On the GTX 1070 GPU when enabling just LUT shader: -7% in Doom Eternal (uses async compute and presents from compute queue) vs. -2.3% in Strange Brigade (uses async compute, but doesn't present from compute queue). I suppose it could cost more with GPUs that have better async compute capabilities. May I ask if you're aware of it, @crosire ?

Edit: As a side note: Steam and RTSS (beta) overlays recently have received improved compatibility with async present, they now can draw onto the frame buffer without noteworthy performance hit.

crosire commented 4 years ago

ReShade synchronizes its rendering queue (which is always the first graphics queue) with the queue being presented on. If the game submitted additional work to the same graphics queue in the meantime, then that will make performance drop (since more work is executed before the actual present). This is probably what is happening in DOOM. I suppose this could be fixed by creating a dedicated graphics queue just for ReShade and synchronizing that with the present queue. But then things get a lot more complicated with ensuring resources are synchronized between these queues (e.g. when accessing the depth buffer, which belongs to the game, in a ReShade shader). So for ReShade it is much simpler the way it works right now, which assures correct behavior, but at the cost of some performance.

Plagman commented 4 years ago

A dedicated queue is unlikely to completely fix the problem, as the hardware only has one graphics pipe. Your additional queue would potentially let the OS schedule you into an earlier submission gap, but the game submissions tend to be chunky, so I think you'd see more or less the same thing.

DadSchoorse commented 4 years ago

Unlike vkbasalt, it doesn't have increased input latency when a game presents from compute queue, but instead it reduces performance further.

I could probably also achieve that, with the question being if input latency or a performance loss is worse.

A dedicated queue is unlikely to completely fix the problem, as the hardware only has one graphics pipe.

And only NVIDIA exposes more than one graphics queue anyway.

this issue is unsolvable unless we implement a rasterizer that only uses compute

Would this be within scope or would it require a ton of efforts?

The build in effects always draw a full screen triangle, making those work in compute is pretty easy (The first release drew with a compute shader already). The problem is that reshade shaders can draw arbitrary triangles (and other primitives) so that is pretty much impossible to do in a generic, high performant way.

Edit: As a side note: Steam and RTSS (beta) overlays recently have received improved compatibility with async present, they now can draw onto the frame buffer without noteworthy performance hit.

I suspect that these are drawing with compute shaders now.

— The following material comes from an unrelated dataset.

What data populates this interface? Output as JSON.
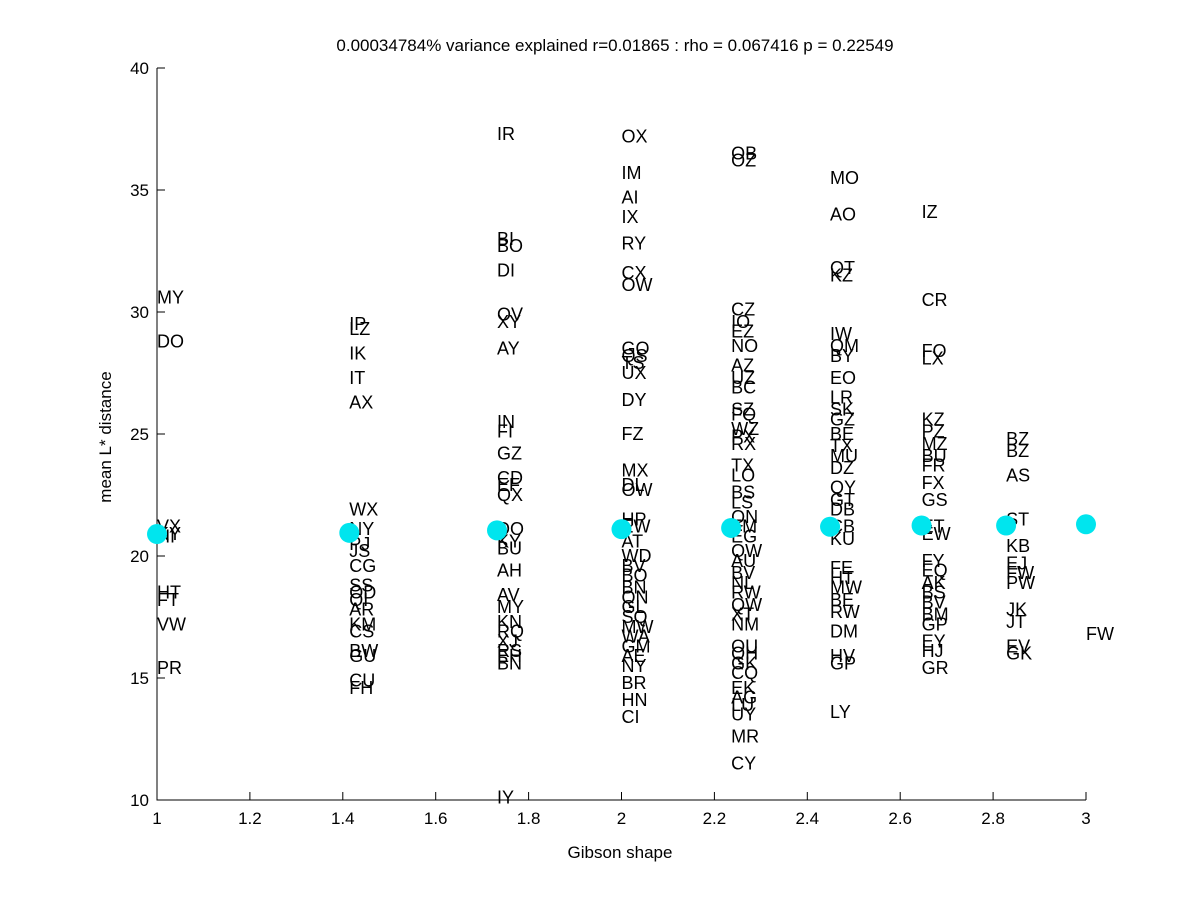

aufkrawall commented 4 years ago

Thanks for your responses!

RTSS developer Unwinder shared some information about the general concept. Can't judge if it contains any hint for something that isn't already general knowledge:

Added alternate asynchronous On-Screen Display renderer for Vulkan applications presenting frames from compute queue (id Tech 6 and newer engine games like Doom 2016 and Dooom Eternal). The implementation is using original AMD’s high performance concept of asynchronous offscreen overlay rendering and the principle of asynchronically combining it with framebuffer directly from compute pipeline with compute shader without stalling compute/graphics pipelines. ...

https://forums.guru3d.com/threads/rtss-6-7-0-beta-1.412822/page-118#post-5776692

Ahmed-E-86 commented 4 years ago

OMG!! Good to know that this issue is related to Vkbasalt. It is unbearable to play the game like this.

aufkrawall commented 4 years ago

Yeah, I think it would be better to lose a bit performance instead.

aufkrawall commented 4 years ago

@DadSchoorse Would it be possible to consider this in your current rewrite approach?